Gerade eben noch auf der Intensivstation, um sich von der Attacke in der S-Bahn zu erholen, befand sie sich nun an einem Ort, an den sie keinerlei Erinnerung besaß. Ein Ort, an dem sie nie zuvor gewesen war, so sehr sie ihr Gedächtnis nach Erinnerungslücken durchforstete.

Ein Ort, der wie ein unterirdisches Verlies anmutete. Wären die Turbinen, deren Surren ihr wie von fern in den Ohren klang, nicht gewesen.

Und wären da nicht die Fahrgeräusche der S-Bahn, so laut, dass sie dachte, die Decke stürze ein.

Denk nach, Elsa, raunte ihr eine imaginäre Stimme zu, bald näher, bald weiter von der Stelle entfernt, wo sie in Kreuzform an die feuchte Wand gekettet worden war.

Denk nach, irgendeine Lösung muss es geben.

Fragte sich nur, welche.

Kaum fähig, sich auf den Beinen zu halten, schrie sie ihre Angst heraus. Rüttelte an den Ketten, bis ihre Haut in Fetzen hing, wie taub gegenüber den Schmerzen, die den gebrochenen Arm durchzuckten. Und ohne Rücksicht auf die Blessuren an ihrem Körper, die sie ein Lebtag lang begleiten würden, von den Schreckensvisionen, die ihr das Leben zur Hölle machten, nicht zu reden.

Man konnte es drehen und wenden, wie man wollte. Wenn ihr nicht bald jemand zu Hilfe kam, würde der Werwolf Ernst machen.

Und würde zur Tat schreiten, um sie zu töten.

Genau wie die anderen fünf Frauen auch.

Auf welche Weise, darüber wollte sie jetzt, da ihre Hilferufe ungehört verhallt und in ein klägliches Wimmern übergegangen waren, lieber nicht spekulieren. Egal was im Gehirn dieses Scheusals herumspukte, sie würde es bald zu spüren bekommen. Die Drohung, der Werwolf würde demnächst Ernst machen, war unmissverständlich gewesen. So absurd es klang, der Mann wollte sich an ihr rächen. Aus welchem Grund und mit welchen Mitteln, das war und blieb ein Mysterium für sie. In ein paar Stunden, so die unverhüllte Drohung, würde es ihr an den Kragen gehen. Je eher sie bereit war, die Tatsache als gegeben hinzunehmen, desto besser für ihre Konstitution. Und umso besser für ihre geschundene Seele. Denn wenn sie schon dazu bestimmt war zu sterben, dann aber bitte schnell – und hocherhobenen Hauptes.

Mit einem Lächeln auf den Lippen, ihr größter – wenngleich einziger – Trumpf.
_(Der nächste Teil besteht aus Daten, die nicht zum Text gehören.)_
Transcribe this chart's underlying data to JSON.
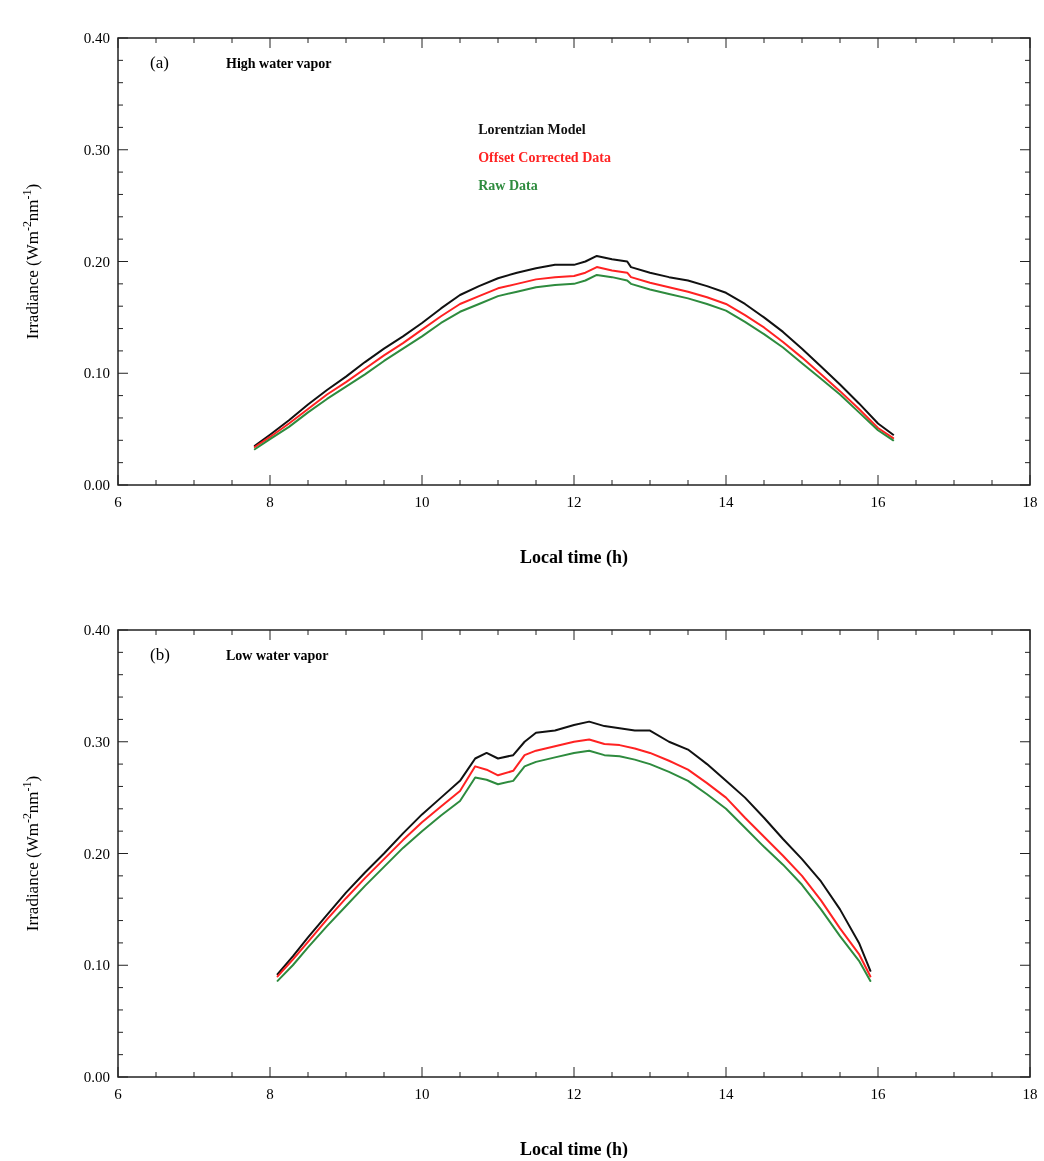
{
  "chart_data": [
    {
      "type": "line",
      "xlabel": "Local time (h)",
      "ylabel": "Irradiance (Wm$^{-2}$nm$^{-1}$)",
      "annotations": [
        "(a)",
        "High water vapor"
      ],
      "legend": "top",
      "grid": false,
      "marker": "none",
      "line_style": "solid",
      "xlim": [
        6,
        18
      ],
      "xticks": [
        6,
        {
          "value": 6.5,
          "label": null
        },
        {
          "value": 7,
          "label": null
        },
        {
          "value": 7.5,
          "label": null
        },
        8,
        {
          "value": 8.5,
          "label": null
        },
        {
          "value": 9,
          "label": null
        },
        {
          "value": 9.5,
          "label": null
        },
        10,
        {
          "value": 10.5,
          "label": null
        },
        {
          "value": 11,
          "label": null
        },
        {
          "value": 11.5,
          "label": null
        },
        12,
        {
          "value": 12.5,
          "label": null
        },
        {
          "value": 13,
          "label": null
        },
        {
          "value": 13.5,
          "label": null
        },
        14,
        {
          "value": 14.5,
          "label": null
        },
        {
          "value": 15,
          "label": null
        },
        {
          "value": 15.5,
          "label": null
        },
        16,
        {
          "value": 16.5,
          "label": null
        },
        {
          "value": 17,
          "label": null
        },
        {
          "value": 17.5,
          "label": null
        },
        18
      ],
      "ylim": [
        0,
        0.4
      ],
      "yticks": [
        {
          "value": 0,
          "label": "0.00"
        },
        {
          "value": 0.02,
          "label": null
        },
        {
          "value": 0.04,
          "label": null
        },
        {
          "value": 0.06,
          "label": null
        },
        {
          "value": 0.08,
          "label": null
        },
        {
          "value": 0.1,
          "label": "0.10"
        },
        {
          "value": 0.12,
          "label": null
        },
        {
          "value": 0.14,
          "label": null
        },
        {
          "value": 0.16,
          "label": null
        },
        {
          "value": 0.18,
          "label": null
        },
        {
          "value": 0.2,
          "label": "0.20"
        },
        {
          "value": 0.22,
          "label": null
        },
        {
          "value": 0.24,
          "label": null
        },
        {
          "value": 0.26,
          "label": null
        },
        {
          "value": 0.28,
          "label": null
        },
        {
          "value": 0.3,
          "label": "0.30"
        },
        {
          "value": 0.32,
          "label": null
        },
        {
          "value": 0.34,
          "label": null
        },
        {
          "value": 0.36,
          "label": null
        },
        {
          "value": 0.38,
          "label": null
        },
        {
          "value": 0.4,
          "label": "0.40"
        }
      ],
      "x": [
        7.8,
        8.0,
        8.25,
        8.5,
        8.75,
        9.0,
        9.25,
        9.5,
        9.75,
        10.0,
        10.25,
        10.5,
        10.75,
        11.0,
        11.25,
        11.5,
        11.75,
        12.0,
        12.15,
        12.3,
        12.5,
        12.7,
        12.75,
        13.0,
        13.25,
        13.5,
        13.75,
        14.0,
        14.25,
        14.5,
        14.75,
        15.0,
        15.25,
        15.5,
        15.75,
        16.0,
        16.2
      ],
      "series": [
        {
          "name": "Lorentzian Model",
          "color": "#111111",
          "values": [
            0.035,
            0.045,
            0.058,
            0.072,
            0.085,
            0.097,
            0.11,
            0.122,
            0.133,
            0.145,
            0.158,
            0.17,
            0.178,
            0.185,
            0.19,
            0.194,
            0.197,
            0.197,
            0.2,
            0.205,
            0.202,
            0.2,
            0.195,
            0.19,
            0.186,
            0.183,
            0.178,
            0.172,
            0.162,
            0.15,
            0.137,
            0.122,
            0.106,
            0.09,
            0.073,
            0.055,
            0.045
          ]
        },
        {
          "name": "Offset Corrected Data",
          "color": "#ff2222",
          "values": [
            0.034,
            0.043,
            0.055,
            0.068,
            0.081,
            0.092,
            0.104,
            0.116,
            0.127,
            0.139,
            0.151,
            0.162,
            0.169,
            0.176,
            0.18,
            0.184,
            0.186,
            0.187,
            0.19,
            0.195,
            0.192,
            0.19,
            0.186,
            0.181,
            0.177,
            0.173,
            0.168,
            0.162,
            0.152,
            0.141,
            0.128,
            0.114,
            0.099,
            0.084,
            0.068,
            0.051,
            0.042
          ]
        },
        {
          "name": "Raw Data",
          "color": "#2e8b3e",
          "values": [
            0.032,
            0.041,
            0.052,
            0.065,
            0.077,
            0.088,
            0.099,
            0.111,
            0.122,
            0.133,
            0.145,
            0.155,
            0.162,
            0.169,
            0.173,
            0.177,
            0.179,
            0.18,
            0.183,
            0.188,
            0.186,
            0.183,
            0.18,
            0.175,
            0.171,
            0.167,
            0.162,
            0.156,
            0.146,
            0.135,
            0.123,
            0.109,
            0.095,
            0.081,
            0.065,
            0.049,
            0.04
          ]
        }
      ]
    },
    {
      "type": "line",
      "xlabel": "Local time (h)",
      "ylabel": "Irradiance (Wm$^{-2}$nm$^{-1}$)",
      "annotations": [
        "(b)",
        "Low water vapor"
      ],
      "grid": false,
      "marker": "none",
      "line_style": "solid",
      "xlim": [
        6,
        18
      ],
      "xticks": [
        6,
        {
          "value": 6.5,
          "label": null
        },
        {
          "value": 7,
          "label": null
        },
        {
          "value": 7.5,
          "label": null
        },
        8,
        {
          "value": 8.5,
          "label": null
        },
        {
          "value": 9,
          "label": null
        },
        {
          "value": 9.5,
          "label": null
        },
        10,
        {
          "value": 10.5,
          "label": null
        },
        {
          "value": 11,
          "label": null
        },
        {
          "value": 11.5,
          "label": null
        },
        12,
        {
          "value": 12.5,
          "label": null
        },
        {
          "value": 13,
          "label": null
        },
        {
          "value": 13.5,
          "label": null
        },
        14,
        {
          "value": 14.5,
          "label": null
        },
        {
          "value": 15,
          "label": null
        },
        {
          "value": 15.5,
          "label": null
        },
        16,
        {
          "value": 16.5,
          "label": null
        },
        {
          "value": 17,
          "label": null
        },
        {
          "value": 17.5,
          "label": null
        },
        18
      ],
      "ylim": [
        0,
        0.4
      ],
      "yticks": [
        {
          "value": 0,
          "label": "0.00"
        },
        {
          "value": 0.02,
          "label": null
        },
        {
          "value": 0.04,
          "label": null
        },
        {
          "value": 0.06,
          "label": null
        },
        {
          "value": 0.08,
          "label": null
        },
        {
          "value": 0.1,
          "label": "0.10"
        },
        {
          "value": 0.12,
          "label": null
        },
        {
          "value": 0.14,
          "label": null
        },
        {
          "value": 0.16,
          "label": null
        },
        {
          "value": 0.18,
          "label": null
        },
        {
          "value": 0.2,
          "label": "0.20"
        },
        {
          "value": 0.22,
          "label": null
        },
        {
          "value": 0.24,
          "label": null
        },
        {
          "value": 0.26,
          "label": null
        },
        {
          "value": 0.28,
          "label": null
        },
        {
          "value": 0.3,
          "label": "0.30"
        },
        {
          "value": 0.32,
          "label": null
        },
        {
          "value": 0.34,
          "label": null
        },
        {
          "value": 0.36,
          "label": null
        },
        {
          "value": 0.38,
          "label": null
        },
        {
          "value": 0.4,
          "label": "0.40"
        }
      ],
      "x": [
        8.1,
        8.3,
        8.5,
        8.75,
        9.0,
        9.25,
        9.5,
        9.75,
        10.0,
        10.25,
        10.5,
        10.7,
        10.85,
        11.0,
        11.2,
        11.35,
        11.5,
        11.75,
        12.0,
        12.2,
        12.4,
        12.6,
        12.8,
        13.0,
        13.25,
        13.5,
        13.75,
        14.0,
        14.25,
        14.5,
        14.75,
        15.0,
        15.25,
        15.5,
        15.75,
        15.9
      ],
      "series": [
        {
          "color": "#111111",
          "values": [
            0.092,
            0.108,
            0.125,
            0.145,
            0.165,
            0.183,
            0.2,
            0.218,
            0.235,
            0.25,
            0.265,
            0.285,
            0.29,
            0.285,
            0.288,
            0.3,
            0.308,
            0.31,
            0.315,
            0.318,
            0.314,
            0.312,
            0.31,
            0.31,
            0.3,
            0.293,
            0.28,
            0.265,
            0.25,
            0.232,
            0.213,
            0.195,
            0.175,
            0.15,
            0.12,
            0.095
          ]
        },
        {
          "color": "#ff2222",
          "values": [
            0.09,
            0.105,
            0.121,
            0.141,
            0.16,
            0.178,
            0.195,
            0.212,
            0.228,
            0.242,
            0.256,
            0.278,
            0.275,
            0.27,
            0.274,
            0.288,
            0.292,
            0.296,
            0.3,
            0.302,
            0.298,
            0.297,
            0.294,
            0.29,
            0.283,
            0.275,
            0.263,
            0.25,
            0.232,
            0.215,
            0.198,
            0.18,
            0.158,
            0.133,
            0.11,
            0.09
          ]
        },
        {
          "color": "#2e8b3e",
          "values": [
            0.086,
            0.1,
            0.116,
            0.135,
            0.153,
            0.171,
            0.188,
            0.205,
            0.22,
            0.234,
            0.247,
            0.268,
            0.266,
            0.262,
            0.265,
            0.278,
            0.282,
            0.286,
            0.29,
            0.292,
            0.288,
            0.287,
            0.284,
            0.28,
            0.273,
            0.265,
            0.253,
            0.24,
            0.223,
            0.206,
            0.19,
            0.172,
            0.15,
            0.126,
            0.104,
            0.086
          ]
        }
      ]
    }
  ]
}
Es sei denn, ihr fiele noch etwas ein.

Denk nach, Elsa, die Zeit drängt.

Denk nach – so schwer kann das doch nicht sein.

Nicht lange, und der Werwolf würde wiederkommen. Um sie nach allen Regeln der Kunst zu töten.

Die Hölle auf Erden, sie existierte wirklich.

Und ihr nach Blut lechzender Herrscher auch.

Der Schlüssel, der von außen ins Schloss gesteckt wurde, war Beweis genug.

Gleich würde die Stahltür aufgehen.

Und der Leibhaftige würde ihr seine Aufwartung machen.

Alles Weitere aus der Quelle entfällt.